Mix the chickpea flour, rice flour, chilly flakes/pepper, salt and water to make a thin paste.

Add the red onions and cilantro and mix well.

Heat a non-stick pan, drizzle a little oil on medium heat.

Dip the bread slices in the batter, the onion bits may try to fall off, try to add them on top after laying it on the pan.

Cook on both sides till lightly golden brown.

Serve hot with chutney or tomato ketchup.


January 2, 2009

5-minute Microwave Brownies - Low fat & Whole wheat


Wishing everyone who is reading this a very Happy & Healthy New Year 2009.

I started blogging towards the latter part of this year, and this feels wonderful! I have made a lot of new friends, and a lot of new, healthy recipes that I am proud of.
Along the way, I have learnt a lot of things about cooking and eating healthy which I would have been clueless about a few years back. Thanks to all the encouragement from my family and friends.

There is this tradition that I believe in (so do a lot of people) that making and eating something sweet today, will make the whole year sweet and enjoyable.
Chocolate says festive, joy and sweetness to me. And a brownie is an excellent way to put all there is in a chocolate to play. This is my healthy take on this recipe from George Duran of Food Network.
This recipe was requested by one of my friends from school... she wanted them,
low-fat, relatively healthy, sugar free and one that can be made in a microwave quickly.

I have covered almost all of them except for the sugar part.
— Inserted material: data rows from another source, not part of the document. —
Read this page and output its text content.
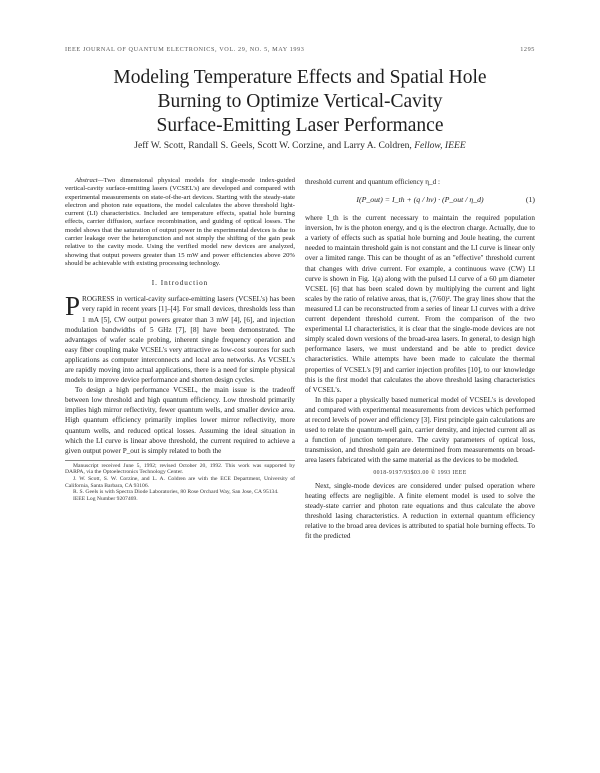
IEEE JOURNAL OF QUANTUM ELECTRONICS, VOL. 29, NO. 5, MAY 1993	1295
Modeling Temperature Effects and Spatial Hole
Burning to Optimize Vertical-Cavity
Surface-Emitting Laser Performance
Jeff W. Scott, Randall S. Geels, Scott W. Corzine, and Larry A. Coldren, Fellow, IEEE

Abstract—Two dimensional physical models for single-mode index-guided vertical-cavity surface-emitting lasers (VCSEL's) are developed and compared with experimental measurements on state-of-the-art devices. Starting with the steady-state electron and photon rate equations, the model calculates the above threshold light-current (LI) characteristics. Included are temperature effects, spatial hole burning effects, carrier diffusion, surface recombination, and guiding of optical losses. The model shows that the saturation of output power in the experimental devices is due to carrier leakage over the heterojunction and not simply the shifting of the gain peak relative to the cavity mode. Using the verified model new devices are analyzed, showing that output powers greater than 15 mW and power efficiencies above 20% should be achievable with existing processing technology.

I. Introduction

PROGRESS in vertical-cavity surface-emitting lasers (VCSEL's) has been very rapid in recent years [1]–[4]. For small devices, thresholds less than 1 mA [5], CW output powers greater than 3 mW [4], [6], and injection modulation bandwidths of 5 GHz [7], [8] have been demonstrated. The advantages of wafer scale probing, inherent single frequency operation and easy fiber coupling make VCSEL's very attractive as low-cost sources for such applications as computer interconnects and local area networks. As VCSEL's are rapidly moving into actual applications, there is a need for simple physical models to improve device performance and shorten design cycles.

To design a high performance VCSEL, the main issue is the tradeoff between low threshold and high quantum efficiency. Low threshold primarily implies high mirror reflectivity, fewer quantum wells, and smaller device area. High quantum efficiency primarily implies lower mirror reflectivity, more quantum wells, and reduced optical losses. Assuming the ideal situation in which the LI curve is linear above threshold, the current required to achieve a given output power P_out is simply related to both the

Manuscript received June 5, 1992; revised October 20, 1992. This work was supported by DARPA, via the Optoelectronics Technology Center.
J. W. Scott, S. W. Corzine, and L. A. Coldren are with the ECE Department, University of California, Santa Barbara, CA 93106.
R. S. Geels is with Spectra Diode Laboratories, 80 Rose Orchard Way, San Jose, CA 95134.
IEEE Log Number 9207469.

threshold current and quantum efficiency η_d :

I(P_out) = I_th + (q / hν) · (P_out / η_d)	(1)

where I_th is the current necessary to maintain the required population inversion, hν is the photon energy, and q is the electron charge. Actually, due to a variety of effects such as spatial hole burning and Joule heating, the current needed to maintain threshold gain is not constant and the LI curve is linear only over a limited range. This can be thought of as an "effective" threshold current that changes with drive current. For example, a continuous wave (CW) LI curve is shown in Fig. 1(a) along with the pulsed LI curve of a 60 μm diameter VCSEL [6] that has been scaled down by multiplying the current and light scales by the ratio of relative areas, that is, (7/60)². The gray lines show that the measured LI can be reconstructed from a series of linear LI curves with a drive current dependent threshold current. From the comparison of the two experimental LI characteristics, it is clear that the single-mode devices are not simply scaled down versions of the broad-area lasers. In general, to design high performance lasers, we must understand and be able to predict device characteristics. While attempts have been made to calculate the thermal properties of VCSEL's [9] and carrier injection profiles [10], to our knowledge this is the first model that calculates the above threshold lasing characteristics of VCSEL's.

In this paper a physically based numerical model of VCSEL's is developed and compared with experimental measurements from devices which performed at record levels of power and efficiency [3]. First principle gain calculations are used to relate the quantum-well gain, carrier density, and injected current all as a function of junction temperature. The cavity parameters of optical loss, transmission, and threshold gain are determined from measurements on broad-area lasers fabricated with the same material as the devices to be modeled.

0018-9197/93$03.00 © 1993 IEEE

Next, single-mode devices are considered under pulsed operation where heating effects are negligible. A finite element model is used to solve the steady-state carrier and photon rate equations and thus calculate the above threshold lasing characteristics. A reduction in external quantum efficiency relative to the broad area devices is attributed to spatial hole burning effects. To fit the predicted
I used regular granulated sugar but it may be substituted with Splenda if you are making it for a diabetic person. You could also use Agave as a slightly better alternative for regular sugar.

Whole wheat pastry flour is one of the healthiest forms of flour out there, and is suitable for baking and making pastries. If you don't get this where you live, then you may use All purpose flour.

Points to note:

Use a 8" or 9" pan for baking this, and it should be at least 2"-3" tall. The batter tends to expand a lot while cooking.

I baked the brownies for 5 minutes in my microwave. And learnt that 4 minutes (or lesser) in mine would have been ideal since it is quite a powerful microwave.
It tasted great when served immediately, but mine dried out a little as time went by.

So while making this, adjust the cooking time according to your microwave.
For a normal microwave: 4 1/2 - 5 minutes (exactly) to make this.
For a powerful microwave: Not more than 4 minutes.

Do not bake in the microwave for more than 5 minutes even if it looks undone. It tends to cook a little during the 3 minute resting period.

Go ahead, impress your friends and family with this quick dessert this New Year.


5-minute Microwave Brownies - Low fat & Whole wheat


Whole wheat pastry flour - 1/2 c (minus 1 tbsp)
Baking powder - 1/2 tsp
Eggs - 2
Sugar - 1/4 cup + 2 tbsp (add more if you like them sweeter)
Unsalted butter - 4 tbsp
Unsweetened chocolate - 3 oz.
Vanilla - 1 tbsp
Chopped Walnuts - 1/4 cup
Chocolate chips - 1/4 cup (To sprinkle on top)


Spray a 9" microwave safe dish and keep aside.

Sift whole wheat pastry flour and baking powder and set aside.

Beat eggs and sugar and keep aside. Do not use a hand mixer for this. A simple large whisk/large fork would do the trick.

In a microwave safe bowl, add the butter and the unsweetened chocolate and microwave it for 1-2 minutes till completely melted. Take it out and whisk till shiny and smooth. Set aside to cool slightly.

Mix in the vanilla, eggs and sugar mixture to this and whisk quickly. Make sure the chocolate is not too hot, or it will scramble the eggs.

Add the flour until completely incorporated. Fold in the nuts.

Sprinkle the chocolate chips on top. No need to cover entirely. It should look like this.


Microwave for 4-5 minutes.

Let it rest for 3 minutes.

Spread the chocolate chips (that has now melted) on top into a smooth layer.

Cut and serve with cold ice cream, or enjoy them as it is! How quick was that?
For a few minutes of work, this is way better than the oven baked ones.